Dermatologists group asks women to help male partners with skin-cancer checks
Schaumburg, IL – Women often can be more observant then men, states the American Academy of Dermatology, which is urging women to help the men in their lives look for signs of skin cancer as well as perform self-exams.
Men 50 and older are at greater risk for developing melanoma – the deadliest form of skin cancer – than the general public, according to an April 27 press release from AAD.
AAD surveyed 1,250 married women ages 40 to 64. Of those, 56 percent reported they do not assist their husbands in looking for signs of skin cancer. Two-thirds of the participants, however, said they examine their own skin at least once per year.
- Forty-five percent of respondents believe they could detect a suspicious spot on their husband’s skin more often than he could, and 35 percent said they had.
- Sixty-three percent said their husbands do not look over their skin at least once a year, and 29 percent were unsure if their husbands did.
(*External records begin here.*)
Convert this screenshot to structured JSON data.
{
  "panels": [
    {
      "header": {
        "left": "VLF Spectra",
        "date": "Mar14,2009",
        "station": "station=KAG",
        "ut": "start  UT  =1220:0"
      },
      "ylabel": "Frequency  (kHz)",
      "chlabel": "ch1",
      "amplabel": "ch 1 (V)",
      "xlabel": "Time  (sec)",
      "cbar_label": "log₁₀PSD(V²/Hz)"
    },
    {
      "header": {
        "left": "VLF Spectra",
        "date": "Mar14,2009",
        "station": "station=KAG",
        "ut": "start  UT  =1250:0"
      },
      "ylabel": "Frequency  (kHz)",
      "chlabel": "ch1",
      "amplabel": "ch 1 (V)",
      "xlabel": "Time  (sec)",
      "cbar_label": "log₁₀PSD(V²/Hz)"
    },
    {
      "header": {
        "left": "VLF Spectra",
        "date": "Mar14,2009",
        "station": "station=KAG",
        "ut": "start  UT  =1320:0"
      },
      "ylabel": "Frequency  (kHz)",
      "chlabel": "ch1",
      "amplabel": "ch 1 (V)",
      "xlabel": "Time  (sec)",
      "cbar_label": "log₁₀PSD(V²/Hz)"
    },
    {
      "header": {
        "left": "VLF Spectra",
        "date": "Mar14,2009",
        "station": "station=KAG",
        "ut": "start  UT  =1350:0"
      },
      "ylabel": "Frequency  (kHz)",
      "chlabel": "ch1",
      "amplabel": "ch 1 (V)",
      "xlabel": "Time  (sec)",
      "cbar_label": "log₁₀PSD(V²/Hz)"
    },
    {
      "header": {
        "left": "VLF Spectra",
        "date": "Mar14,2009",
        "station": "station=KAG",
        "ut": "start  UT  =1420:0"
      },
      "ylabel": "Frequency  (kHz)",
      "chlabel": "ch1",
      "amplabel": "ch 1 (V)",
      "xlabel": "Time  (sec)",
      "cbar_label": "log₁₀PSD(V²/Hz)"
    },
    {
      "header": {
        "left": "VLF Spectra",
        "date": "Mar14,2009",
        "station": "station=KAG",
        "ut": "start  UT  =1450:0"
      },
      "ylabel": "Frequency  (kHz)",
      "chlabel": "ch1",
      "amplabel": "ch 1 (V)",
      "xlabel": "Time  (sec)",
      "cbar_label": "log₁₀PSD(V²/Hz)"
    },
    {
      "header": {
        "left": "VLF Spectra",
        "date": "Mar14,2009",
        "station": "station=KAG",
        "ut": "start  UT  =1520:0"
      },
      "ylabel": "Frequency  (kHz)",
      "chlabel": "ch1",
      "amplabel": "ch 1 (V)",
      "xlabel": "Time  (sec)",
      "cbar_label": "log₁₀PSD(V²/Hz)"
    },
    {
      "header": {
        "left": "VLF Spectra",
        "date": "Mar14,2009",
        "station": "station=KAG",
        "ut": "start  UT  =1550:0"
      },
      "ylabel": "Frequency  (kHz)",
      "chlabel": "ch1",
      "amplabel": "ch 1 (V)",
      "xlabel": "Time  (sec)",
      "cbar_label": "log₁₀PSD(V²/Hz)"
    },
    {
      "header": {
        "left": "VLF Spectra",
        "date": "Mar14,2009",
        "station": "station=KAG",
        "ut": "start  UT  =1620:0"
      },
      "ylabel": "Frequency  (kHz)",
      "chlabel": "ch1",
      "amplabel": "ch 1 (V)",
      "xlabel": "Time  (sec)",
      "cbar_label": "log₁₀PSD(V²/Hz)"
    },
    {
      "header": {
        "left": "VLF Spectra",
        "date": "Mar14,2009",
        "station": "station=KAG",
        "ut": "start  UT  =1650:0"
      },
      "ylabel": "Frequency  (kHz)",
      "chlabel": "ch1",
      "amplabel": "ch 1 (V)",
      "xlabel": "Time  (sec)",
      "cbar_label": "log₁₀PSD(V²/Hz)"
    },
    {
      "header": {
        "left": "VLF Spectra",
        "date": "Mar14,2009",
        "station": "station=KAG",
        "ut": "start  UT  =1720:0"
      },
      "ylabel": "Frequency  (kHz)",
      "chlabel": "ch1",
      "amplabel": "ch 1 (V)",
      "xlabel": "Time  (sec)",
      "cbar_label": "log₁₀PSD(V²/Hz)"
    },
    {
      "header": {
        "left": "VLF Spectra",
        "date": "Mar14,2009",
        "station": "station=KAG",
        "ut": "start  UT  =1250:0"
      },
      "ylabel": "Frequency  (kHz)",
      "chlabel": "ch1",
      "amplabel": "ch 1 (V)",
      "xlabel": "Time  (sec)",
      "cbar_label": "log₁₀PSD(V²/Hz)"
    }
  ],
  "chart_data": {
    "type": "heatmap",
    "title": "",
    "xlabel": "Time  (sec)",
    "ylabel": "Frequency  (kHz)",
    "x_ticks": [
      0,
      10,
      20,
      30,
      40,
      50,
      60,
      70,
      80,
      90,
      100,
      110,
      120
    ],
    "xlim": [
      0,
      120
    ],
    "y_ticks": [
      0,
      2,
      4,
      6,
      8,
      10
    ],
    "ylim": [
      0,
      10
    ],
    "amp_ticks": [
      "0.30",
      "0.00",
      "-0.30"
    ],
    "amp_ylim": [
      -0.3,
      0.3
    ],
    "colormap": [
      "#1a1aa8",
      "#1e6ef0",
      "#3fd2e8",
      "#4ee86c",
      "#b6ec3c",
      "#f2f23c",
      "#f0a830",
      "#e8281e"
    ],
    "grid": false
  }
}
“Because men over 50 have an increased risk of melanoma, it’s important for them to conduct regular skin self-exams to detect the disease in its earliest stages, when it’s most treatable,” Dr. Henry W. Lim, AAD president, said in the release. “Since it can be difficult to examine some parts of your body on your own, it’s best to ask a partner for help.”
In an accompanying video, titled, Check Him Out, the academy states that “research has shown that women are nine times more likely than men to notice melanoma on others.”